Für gewisse textile Techniken allerdings ist Sheila Hicks Autodidaktin, geleitet von der Faszination des Materials und der Gestaltungsvielfalt. Die künstlerischen Ansätze bei Sheila Hicks gerieren sich durchaus in der Geste der Fokussierung auf einzelne Elemente, ihrer Wiederholung bzw. ihrer Skalierung. Damit erreicht sie mit dem von ihr so variantenreich gestalteten Material Textil ungeahnte Effekte. Zumal das als weich, instabil, als wenig haltbar konnotierte Material durch Hicks Bündelungen, Wicklungen und flächig oder räumlich ausladende Anordnung eine ungewohnt mächtige Präsenz erhalten. In ihrem Objekt Menhir (1998 - 2004) wird sogar die Unzerstörbarkeit des prähistorischen Steins assoziiert. Eine von Sheila Hicks Erfindungen ist, mit überdimensional langen Garnsträhnen zu arbeiten, die allerdings in gewissen Abständen fest abgebunden werden. Als künstlerisch-ästhetisches Element wird hier der Kontrast von losem Garn und festgezurrter Steifheit einerseits und die unterschiedliche Haptik bzw. der Glanz des Materials andererseits hervorgehoben. Bei Menhir fließen die schiefergrauen Leinen-Strähnen am Objekt herab, einzelne der engen Umwicklungen sind in leuchtendem Blau gehalten. Ähnlich präsentiert sich Perruque Aubergine (1984/85). Diese Methode der Disziplinierung des losen Garns wird auch in flächigen Arbeiten eingesetzt, wobei die Strähnen dicht aneinander senkrecht angeordnet sind und die Abbindungen als unregelmäßige Akzente eingesetzt werden, etwa bei Lianes Ivoires (2019/20.
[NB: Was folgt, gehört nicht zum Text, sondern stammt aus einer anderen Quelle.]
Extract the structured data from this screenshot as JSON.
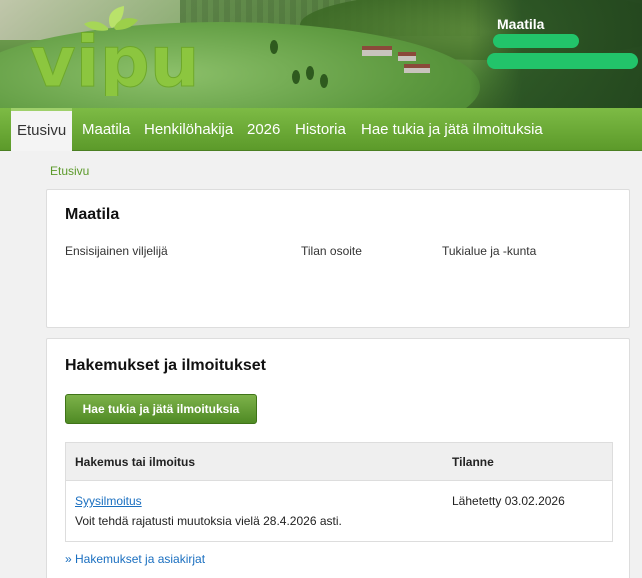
{
  "header": {
    "logo_text": "vipu",
    "farm_title": "Maatila"
  },
  "nav": {
    "items": [
      {
        "label": "Etusivu",
        "active": true
      },
      {
        "label": "Maatila"
      },
      {
        "label": "Henkilöhakija"
      },
      {
        "label": "2026"
      },
      {
        "label": "Historia"
      },
      {
        "label": "Hae tukia ja jätä ilmoituksia"
      }
    ]
  },
  "breadcrumb": "Etusivu",
  "farm_card": {
    "title": "Maatila",
    "fields": [
      "Ensisijainen viljelijä",
      "Tilan osoite",
      "Tukialue ja -kunta"
    ]
  },
  "applications": {
    "title": "Hakemukset ja ilmoitukset",
    "button_label": "Hae tukia ja jätä ilmoituksia",
    "table": {
      "headers": [
        "Hakemus tai ilmoitus",
        "Tilanne"
      ],
      "rows": [
        {
          "name": "Syysilmoitus",
          "note": "Voit tehdä rajatusti muutoksia vielä 28.4.2026 asti.",
          "status": "Lähetetty 03.02.2026"
        }
      ]
    },
    "more_link": "» Hakemukset ja asiakirjat"
  },
  "colors": {
    "accent_green": "#5c9a2a",
    "link_blue": "#1a6fc0",
    "redaction_green": "#22c46a"
  }
}
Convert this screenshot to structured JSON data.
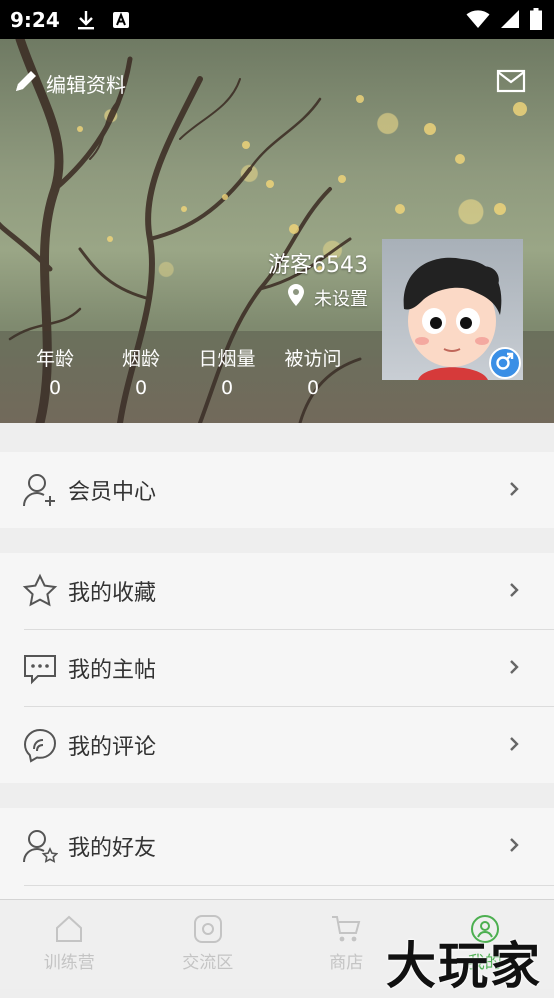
{
  "status_bar": {
    "time": "9:24",
    "icons": [
      "download-icon",
      "a-badge-icon",
      "wifi-icon",
      "signal-icon",
      "battery-icon"
    ]
  },
  "header": {
    "edit_label": "编辑资料",
    "mail_icon": "mail-icon"
  },
  "profile": {
    "username": "游客6543",
    "location": "未设置",
    "gender_symbol": "♂",
    "gender_color": "#3a8fe6"
  },
  "stats": [
    {
      "label": "年龄",
      "value": "0"
    },
    {
      "label": "烟龄",
      "value": "0"
    },
    {
      "label": "日烟量",
      "value": "0"
    },
    {
      "label": "被访问",
      "value": "0"
    }
  ],
  "menu": {
    "group1": [
      {
        "label": "会员中心",
        "icon": "member-add-icon"
      }
    ],
    "group2": [
      {
        "label": "我的收藏",
        "icon": "star-icon"
      },
      {
        "label": "我的主帖",
        "icon": "message-dots-icon"
      },
      {
        "label": "我的评论",
        "icon": "comment-icon"
      }
    ],
    "group3": [
      {
        "label": "我的好友",
        "icon": "friend-star-icon"
      }
    ]
  },
  "tabs": [
    {
      "label": "训练营",
      "icon": "home-icon",
      "active": false
    },
    {
      "label": "交流区",
      "icon": "community-icon",
      "active": false
    },
    {
      "label": "商店",
      "icon": "cart-icon",
      "active": false
    },
    {
      "label": "我的",
      "icon": "profile-icon",
      "active": true
    }
  ],
  "watermark": "大玩家",
  "accent_color": "#4caf50"
}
Wicklungen und Arbeiten, in denen man die einzelnen, relativ losen Fäden an sich wahrnehmen kann, findet man in diversen Werkgruppen, etwa bei den Soft Stones und in der Wandinstallation Constellation im Zentralraum, bei der runde vielschichtige Wickelpolster kosmisch angeordnet erscheinen. Eine sehr junge Werkserie macht klar, dass Sheila Hicks Fäden wie Pinselstriche einsetzt. Paneele werden dicht mit parallelen Fäden umwickelt, was einen bänderig-changierenden Farbverlauf ergibt. Mehrere dieser Fadenbilder lehnen in dem Environment Monumental (2018-2020) locker gestaffelt wie in einem Maleratelier an der Wand. Bei La Caze und Racines de la Culture (Wurzeln der Kultur; 2018) sind bunt-bizarre schlanke Stoffwicklungen luftig-locker bzw. dicht-schlängelnd arrangiert und tanzen aus der Reihe. Denn auch das fällt in der reich aufgefächerten Schau auf: das Oevre von Sheila Hicks beinhaltet streng geometrisch geordnete Arbeiten, sei es in Flachstickerei, in Couching-Technik, Webexperimenten oder Wandbehängen mit präziser Musterkonzeption. Daneben hat sie ein schier wildes Moment und eine Art Lust sich auszutoben in Farbengewirr und Kräuselungen, was nur von Judith Scott an Unberechenbarkeit übertroffen würde.

Bei Sheila Hicks werden die normalerweise am Boden liegenden stilisierten Gebetsteppiche an die Wand aufgezogen und erscheinen nunmehr eher wie Torbögen, als Konterpart zu Walter Pichlers Tor zum Garten. Ein Kunstgriff durch Perspektivenwechsel, der an Polly Apfelbaum denken lässt, die ihre großflächigen (Boden-)Teppiche "fallen pictures" nannte. Die von Hicks in Marokko hergestellten relativ hochflorigen Prayer Rugs zeichnen sich - dem Tufting ähnlich - durch eine Bas-Relief-Oberfläche aus. - In diesem Rundgang durch die Ausstellung können die wichtigsten Aspekte des 70jährigen Schaffens der Künstlerin beispielhaft erkundet werden, zudem ist druckfrisch der Katalog erschienen, und zwar als ein Leporello, das sämtliche Ausstellungsobjekte nebeneinander auffächert und auf der Rückseite Texte und ein Interview zur Ausstellung enthält.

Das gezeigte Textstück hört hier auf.